Démarche artistique

Fascinée par les multiples facettes qu’offre le papier, je collectionne des feuilles issues de la récupération. Ce matériau transformé conserve la puissance de l’arbre, mais offre également une relative fragilité reflétant celle des écosystèmes. 

C’est donc le papier, sous la forme de matériau flexible et durable, qui est au  commencement de tout.

De la nature défaite

« Les espèces qui survivent ne sont pas les espèces les plus fortes, ni les plus intelligentes, mais celles qui s’adaptent le mieux aux changements. »  

Charles Darwin, The origin of species, 1859

Dans son roman L’homme qui savait la langue des serpents, l’écrivain estonien Andrus Kivirähk imagine que les habitants de la forêt primitive parlent tous le langage des animaux par l’intermédiaire de sifflements1.

Ce dialogue privilégié avec la nature est désormais rompu.

Selon Anne-Caroline Prévot, chercheur au Muséum national d’histoire naturelle, dans les films de Walt Disney, « le nombre et la durée de scènes dans des paysages naturels diminue, et à partir des années 80 apparaissent des films où la végétation a disparu ». Elle évoque à ce propos une forme « d’amnésie environnementale » et insiste sur le fait que « moins nous expérimentons la nature, moins nous luttons pour sa préservation ».2

Libellule bleue et noire, papiers, cartons, techniques mixtes, 25 x 15 cm, 2021.

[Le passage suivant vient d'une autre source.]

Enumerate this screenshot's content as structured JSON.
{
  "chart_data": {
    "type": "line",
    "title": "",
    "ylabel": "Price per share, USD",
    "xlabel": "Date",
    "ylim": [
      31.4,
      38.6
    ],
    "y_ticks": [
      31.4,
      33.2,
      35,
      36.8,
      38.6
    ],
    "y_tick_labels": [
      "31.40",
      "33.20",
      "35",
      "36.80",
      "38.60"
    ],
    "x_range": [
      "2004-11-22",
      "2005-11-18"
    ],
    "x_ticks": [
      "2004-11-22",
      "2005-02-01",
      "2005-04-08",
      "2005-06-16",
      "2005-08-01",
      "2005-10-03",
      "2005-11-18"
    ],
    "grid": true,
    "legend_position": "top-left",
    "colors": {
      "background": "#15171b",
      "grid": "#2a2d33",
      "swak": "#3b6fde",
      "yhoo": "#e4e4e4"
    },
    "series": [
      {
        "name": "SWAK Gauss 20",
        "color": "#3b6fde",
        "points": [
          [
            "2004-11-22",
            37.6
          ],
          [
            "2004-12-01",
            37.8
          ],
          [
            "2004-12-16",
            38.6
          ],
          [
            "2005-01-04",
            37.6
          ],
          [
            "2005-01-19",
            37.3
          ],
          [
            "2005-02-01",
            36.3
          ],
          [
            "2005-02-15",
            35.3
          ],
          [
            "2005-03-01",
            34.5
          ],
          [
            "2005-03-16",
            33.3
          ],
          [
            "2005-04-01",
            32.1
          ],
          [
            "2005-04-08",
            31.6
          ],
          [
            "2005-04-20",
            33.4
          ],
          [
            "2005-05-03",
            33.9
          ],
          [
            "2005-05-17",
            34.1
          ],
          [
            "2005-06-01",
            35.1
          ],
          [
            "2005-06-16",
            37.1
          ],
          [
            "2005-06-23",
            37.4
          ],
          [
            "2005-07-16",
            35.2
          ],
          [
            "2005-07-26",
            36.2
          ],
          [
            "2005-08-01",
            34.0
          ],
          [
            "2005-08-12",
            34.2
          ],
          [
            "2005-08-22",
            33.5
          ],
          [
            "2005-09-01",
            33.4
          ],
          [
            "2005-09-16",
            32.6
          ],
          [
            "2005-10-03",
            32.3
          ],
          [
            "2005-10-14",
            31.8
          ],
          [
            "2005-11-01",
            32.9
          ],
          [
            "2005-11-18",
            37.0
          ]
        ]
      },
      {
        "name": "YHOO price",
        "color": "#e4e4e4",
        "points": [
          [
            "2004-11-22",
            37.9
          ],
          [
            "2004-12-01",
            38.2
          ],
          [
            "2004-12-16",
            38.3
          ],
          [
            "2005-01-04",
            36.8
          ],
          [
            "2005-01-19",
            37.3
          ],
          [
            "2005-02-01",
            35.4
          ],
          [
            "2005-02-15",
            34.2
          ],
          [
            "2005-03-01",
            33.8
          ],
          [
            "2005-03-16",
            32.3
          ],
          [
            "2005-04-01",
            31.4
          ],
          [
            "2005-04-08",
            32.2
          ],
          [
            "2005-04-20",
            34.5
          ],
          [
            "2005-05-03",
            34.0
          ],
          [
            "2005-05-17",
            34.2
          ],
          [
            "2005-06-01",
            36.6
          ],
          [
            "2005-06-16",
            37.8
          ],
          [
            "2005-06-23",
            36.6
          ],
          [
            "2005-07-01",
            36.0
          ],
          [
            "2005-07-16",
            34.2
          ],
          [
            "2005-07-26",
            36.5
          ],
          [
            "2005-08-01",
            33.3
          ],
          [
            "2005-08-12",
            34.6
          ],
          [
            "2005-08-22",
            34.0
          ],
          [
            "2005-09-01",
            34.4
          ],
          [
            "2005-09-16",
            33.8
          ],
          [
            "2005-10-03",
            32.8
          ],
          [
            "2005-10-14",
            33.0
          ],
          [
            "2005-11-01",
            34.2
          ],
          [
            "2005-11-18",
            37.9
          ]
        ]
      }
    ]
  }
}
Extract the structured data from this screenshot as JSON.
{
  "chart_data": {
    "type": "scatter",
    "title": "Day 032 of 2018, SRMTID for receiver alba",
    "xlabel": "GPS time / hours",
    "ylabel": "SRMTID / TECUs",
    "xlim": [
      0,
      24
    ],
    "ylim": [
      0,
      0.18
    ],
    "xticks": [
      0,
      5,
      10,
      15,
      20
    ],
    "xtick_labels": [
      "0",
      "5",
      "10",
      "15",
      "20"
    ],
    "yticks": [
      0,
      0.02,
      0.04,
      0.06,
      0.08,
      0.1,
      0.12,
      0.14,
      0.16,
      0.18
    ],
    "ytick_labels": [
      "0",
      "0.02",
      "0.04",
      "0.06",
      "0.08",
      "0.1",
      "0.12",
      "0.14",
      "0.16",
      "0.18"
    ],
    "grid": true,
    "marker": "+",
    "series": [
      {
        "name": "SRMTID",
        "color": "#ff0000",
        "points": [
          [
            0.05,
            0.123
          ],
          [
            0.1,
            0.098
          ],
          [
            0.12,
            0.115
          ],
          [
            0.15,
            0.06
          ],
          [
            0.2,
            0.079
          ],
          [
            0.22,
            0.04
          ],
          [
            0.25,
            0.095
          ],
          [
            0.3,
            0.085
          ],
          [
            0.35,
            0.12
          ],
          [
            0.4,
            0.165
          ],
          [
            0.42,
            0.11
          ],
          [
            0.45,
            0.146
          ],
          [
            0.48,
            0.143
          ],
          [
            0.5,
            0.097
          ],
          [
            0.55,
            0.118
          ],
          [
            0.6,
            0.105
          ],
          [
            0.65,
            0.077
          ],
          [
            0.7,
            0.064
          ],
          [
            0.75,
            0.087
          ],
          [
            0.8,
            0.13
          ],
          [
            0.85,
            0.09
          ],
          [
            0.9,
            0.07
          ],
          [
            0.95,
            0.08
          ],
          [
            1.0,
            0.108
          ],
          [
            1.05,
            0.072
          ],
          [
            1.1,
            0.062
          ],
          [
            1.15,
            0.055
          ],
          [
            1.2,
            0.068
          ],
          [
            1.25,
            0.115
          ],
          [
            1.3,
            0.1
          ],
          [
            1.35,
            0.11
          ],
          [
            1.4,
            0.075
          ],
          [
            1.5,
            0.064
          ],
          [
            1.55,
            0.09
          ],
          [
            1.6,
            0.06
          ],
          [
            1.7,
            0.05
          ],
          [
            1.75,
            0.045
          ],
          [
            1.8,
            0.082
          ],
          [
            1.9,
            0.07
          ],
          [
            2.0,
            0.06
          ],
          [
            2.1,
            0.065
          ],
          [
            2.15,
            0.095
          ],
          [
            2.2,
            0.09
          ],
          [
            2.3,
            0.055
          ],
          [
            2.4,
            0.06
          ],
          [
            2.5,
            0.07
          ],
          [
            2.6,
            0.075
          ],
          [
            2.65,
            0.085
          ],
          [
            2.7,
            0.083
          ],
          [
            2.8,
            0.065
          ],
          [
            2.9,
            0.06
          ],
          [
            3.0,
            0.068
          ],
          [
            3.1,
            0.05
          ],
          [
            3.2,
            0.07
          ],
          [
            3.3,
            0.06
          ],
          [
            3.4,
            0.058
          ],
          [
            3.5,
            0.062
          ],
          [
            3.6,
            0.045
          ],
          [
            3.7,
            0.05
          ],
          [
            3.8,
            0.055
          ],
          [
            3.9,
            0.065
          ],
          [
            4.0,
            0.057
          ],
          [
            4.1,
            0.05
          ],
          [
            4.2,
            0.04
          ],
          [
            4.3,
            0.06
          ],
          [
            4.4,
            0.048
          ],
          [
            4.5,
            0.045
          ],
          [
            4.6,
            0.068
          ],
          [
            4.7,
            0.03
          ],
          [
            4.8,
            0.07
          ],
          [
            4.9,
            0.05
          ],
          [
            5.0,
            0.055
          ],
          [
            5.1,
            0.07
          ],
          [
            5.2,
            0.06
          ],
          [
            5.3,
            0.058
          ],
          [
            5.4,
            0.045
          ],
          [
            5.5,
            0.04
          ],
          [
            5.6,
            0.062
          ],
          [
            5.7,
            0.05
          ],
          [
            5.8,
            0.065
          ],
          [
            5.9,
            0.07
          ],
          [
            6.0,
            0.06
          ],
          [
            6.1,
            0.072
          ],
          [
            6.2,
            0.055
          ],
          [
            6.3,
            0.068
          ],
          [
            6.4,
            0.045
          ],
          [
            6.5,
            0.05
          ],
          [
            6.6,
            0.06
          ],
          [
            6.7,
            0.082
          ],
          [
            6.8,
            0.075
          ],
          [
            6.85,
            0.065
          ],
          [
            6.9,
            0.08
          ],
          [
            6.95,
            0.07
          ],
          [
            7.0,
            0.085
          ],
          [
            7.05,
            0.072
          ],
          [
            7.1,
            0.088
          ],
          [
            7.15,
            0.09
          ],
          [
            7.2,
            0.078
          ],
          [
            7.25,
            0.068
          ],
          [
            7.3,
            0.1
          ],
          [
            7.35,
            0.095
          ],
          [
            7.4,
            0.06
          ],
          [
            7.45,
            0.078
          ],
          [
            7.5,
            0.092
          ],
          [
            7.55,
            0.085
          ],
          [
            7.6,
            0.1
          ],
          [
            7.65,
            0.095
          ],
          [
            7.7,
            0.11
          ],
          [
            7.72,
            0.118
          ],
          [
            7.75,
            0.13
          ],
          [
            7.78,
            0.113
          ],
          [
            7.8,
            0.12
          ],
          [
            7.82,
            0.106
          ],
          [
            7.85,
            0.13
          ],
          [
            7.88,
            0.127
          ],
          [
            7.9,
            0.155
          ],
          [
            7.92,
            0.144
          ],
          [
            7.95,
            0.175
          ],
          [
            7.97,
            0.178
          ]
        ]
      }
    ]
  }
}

Créée en septembre 2019 pour le festival des Rencontres contemporaines des artistes singuliers à la galerie A cent mètres du centre du monde, à Perpignan, « dis-koleos3 » proposait une installation qui interrogeait le public sur la disparition des coléoptères. Le visiteur y découvrait des boîtes entomologiques, des cloches en verre, vides ou présentant des scarabées en papiers découpés, se confondant parfois avec le support sur lequel ils reposaient, vagues souvenirs de collections d’un muséum d’histoire naturelle antédiluvien.

Installation diskoleos , exposition à la galerie Acentmetresducentredumonde , festival RCAS, Perpignan, 2019

A la suite de ce projet, des recherches sollicitant matériaux organiques et artificiels, papiers découpés et techniques mixtes ont été amorcées. Avec Holy ghost , le scarabée sacré devient l’archétype des relations complexes que nous tissons avec le vivant.

L’insecte roulant modestement sa boule de bouse, enfoui sous les feuilles mortes qui jouent avec l’ombre et la lumière, se transforme peu à peu en un être de papier diaphane, sans relief, quasi fantomatique. De son existence antérieure seule demeure la connaissance de sa séquence d’ADN, tracée en arrière-plan, et son nom, issu de son origine divine, Holy ghost

Holy ghost, détail, 2020

L’épidémie que nous traversons actuellement a réactivé mon parcours de biologiste. Un retour au trait, au dessin de formes végétales (pollens, graines, planctions) a donné naissance à une nouvelle série de travaux dont le point commun, le papier, reflète la fragilité des écosystèmes, à l’instar des vers de Francis Ponge :

« Nous avons tout cela avec le coquillage : nous sommes avec lui.  En pleine chair, nous ne quittons pas la nature (…) »4

Refuge – Papiers, techniques mixtes, 8 x 12 cm, 2020

1- Roman traduit de l’estonien par Jean-Pierre Minaudier, Editions le Tripode, 2011

2- Télérama du 22 mai 2017

3- Du préfixe dis– qui marque la séparation, la négation, et koleos, du grec étui, à l’origine du mot coléoptère.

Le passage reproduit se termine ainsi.